Il envoya trois mandarins pour déclarer au Pou Souc qu’il avait désiré voir les étrangers à Xieng Tong ; que ceux-ci étaient venus, que tout le monde avait pu juger de leur honnêteté, que maintenant ils demandaient à continuer leur route et qu’il n’y avait plus qu’à le leur accorder. .Le Birman fit semblant de céder et remit aux envoyés du roi un permis de circulation destiné à M. de Lagrée, que les mandarins, croyant tout arrangé, s’empressèrent d apporter au chef de la mission française. Vérification faite, il se trouva que le susdit permis était un passeport pour circuler à l’intérieur de la province de Muong Yong et que le nom de Muong You n’y était même pas prononcé ! Il fallut revenir à la charge.

Le 3 septembre, munis enfin d’un permis en règle, nos compagnons de voyage partirent pour Muong You après avoir reçu du roi, entre autres cadeaux, un joli cheval qui fut le commencement de la cavalerie de l’expédition. On l’appela Royal2, en raison de sa noble origine.Les atermoiements du Birman avaient évidemment pour but de gagner du temps pour qu’il pût recevoir une réponse d’Ava avant que la commission française eût quitté le territoire birman ; cette réponse dut lui arriver presque en même temps ou deux ou trois jours après le départ de M. de Lagrée de Xieng Hong, d’après les renseignements recueillis par le colonel (aujourd’hui général) Fytche, résident anglais en Birmanie. Voici la lettre que celui-ci écrivait de Rangoun, le 9 août 1867, au gouverneur général de l’Inde : « La commission d’exploration française est arrivée aux Etats shans, tributaires du Yun-nan, à l’est de Bamo. Elle a écrit de Mainglon ou Maingla à la cour d’Ava pour demander l’autorisation de visiter Mandalay. Une réponse favorable lui a été envoyée. Cette réponse est partie de Mandalay vers le 31 juillet. » Cette lettre se terminait par des détails sur les villes de Mainglon et de Maingla, situées sur la route de Ta-ly à Bamo par Young-tchang, détails qu’il est inutile de reproduire. L’honorable officier anglais avait été induit en erreur, on le voit, sur notre situation réelle par les informations des indigènes. La lettre à laquelle il faisait allusion était sans doute celle qui avait été expédiée par le commandant de Lagrée de Muong Lim à Xieng Tong et qui demandait l’autorisation, non de nous rendre à Mandalay, mais simplement de traverser les Etats laotiens tributaires de la Birmanie.

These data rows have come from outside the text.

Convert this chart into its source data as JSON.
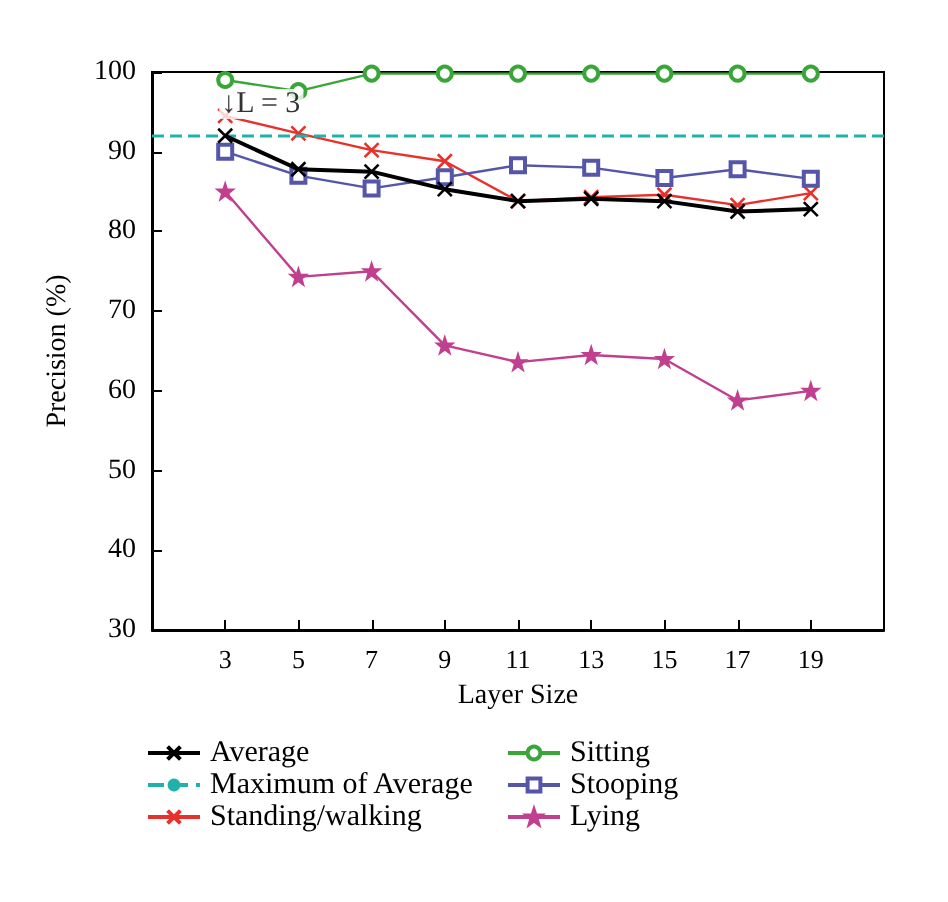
{
  "chart_data": {
    "type": "line",
    "xlabel": "Layer Size",
    "ylabel": "Precision (%)",
    "x": [
      3,
      5,
      7,
      9,
      11,
      13,
      15,
      17,
      19
    ],
    "xlim": [
      1,
      21
    ],
    "xticks": [
      3,
      5,
      7,
      9,
      11,
      13,
      15,
      17,
      19
    ],
    "ylim": [
      30,
      100
    ],
    "yticks": [
      30,
      40,
      50,
      60,
      70,
      80,
      90,
      100
    ],
    "grid": false,
    "legend": "bottom",
    "series": [
      {
        "name": "Average",
        "color": "#000000",
        "marker": "cross",
        "values": [
          92,
          87.8,
          87.5,
          85.3,
          83.8,
          84.1,
          83.8,
          82.5,
          82.8
        ]
      },
      {
        "name": "Standing/walking",
        "color": "#e8312a",
        "marker": "cross",
        "values": [
          94.5,
          92.3,
          90.2,
          88.8,
          83.8,
          84.3,
          84.6,
          83.3,
          84.8
        ]
      },
      {
        "name": "Sitting",
        "color": "#3aa639",
        "marker": "circle",
        "values": [
          99,
          97.6,
          99.8,
          99.8,
          99.8,
          99.8,
          99.8,
          99.8,
          99.8
        ]
      },
      {
        "name": "Stooping",
        "color": "#5555aa",
        "marker": "square",
        "values": [
          90,
          87,
          85.4,
          86.8,
          88.3,
          88,
          86.7,
          87.8,
          86.6
        ]
      },
      {
        "name": "Lying",
        "color": "#c0408f",
        "marker": "star",
        "values": [
          85,
          74.3,
          75,
          65.7,
          63.6,
          64.5,
          64,
          58.8,
          60
        ]
      }
    ],
    "ref_lines": [
      {
        "axis": "y",
        "value": 92,
        "label": "Maximum of Average",
        "color": "#20b2aa",
        "line_style": "dashed"
      }
    ],
    "annotations": [
      {
        "text": "↓L = 3",
        "x": 3,
        "y": 96
      }
    ]
  }
}
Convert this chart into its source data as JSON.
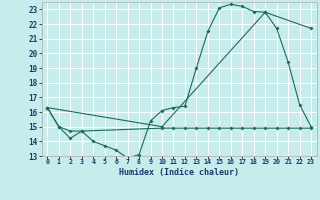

Nous quittâmes Muong Yong le 8 septembre. Il y avait plus d’un mois que nous y séjournions. La lettre de M. de Lagrée, sans nous annoncer la fin de toutes nos traverses, faisait entrevoir au moins que notre voyage avait encore quelques chances de réussite, et nous nous mîmes en route, sinon pleins de force et de santé, du moins plus joyeux et plus confiants que nous ne l’avions été depuis près de trois mois 2 Le terme de « roi » utilisé par l’auteur, faute d’un terme plus adéquat, pour désigner les détenteurs de l’autorité politique dans les portions du territoire birman traversé ne doit pas nous masquer la modestie de l’aire géographique sur laquelle ils étendaient un pouvoir lui-meme vassal de la monarchie birmane (NDP).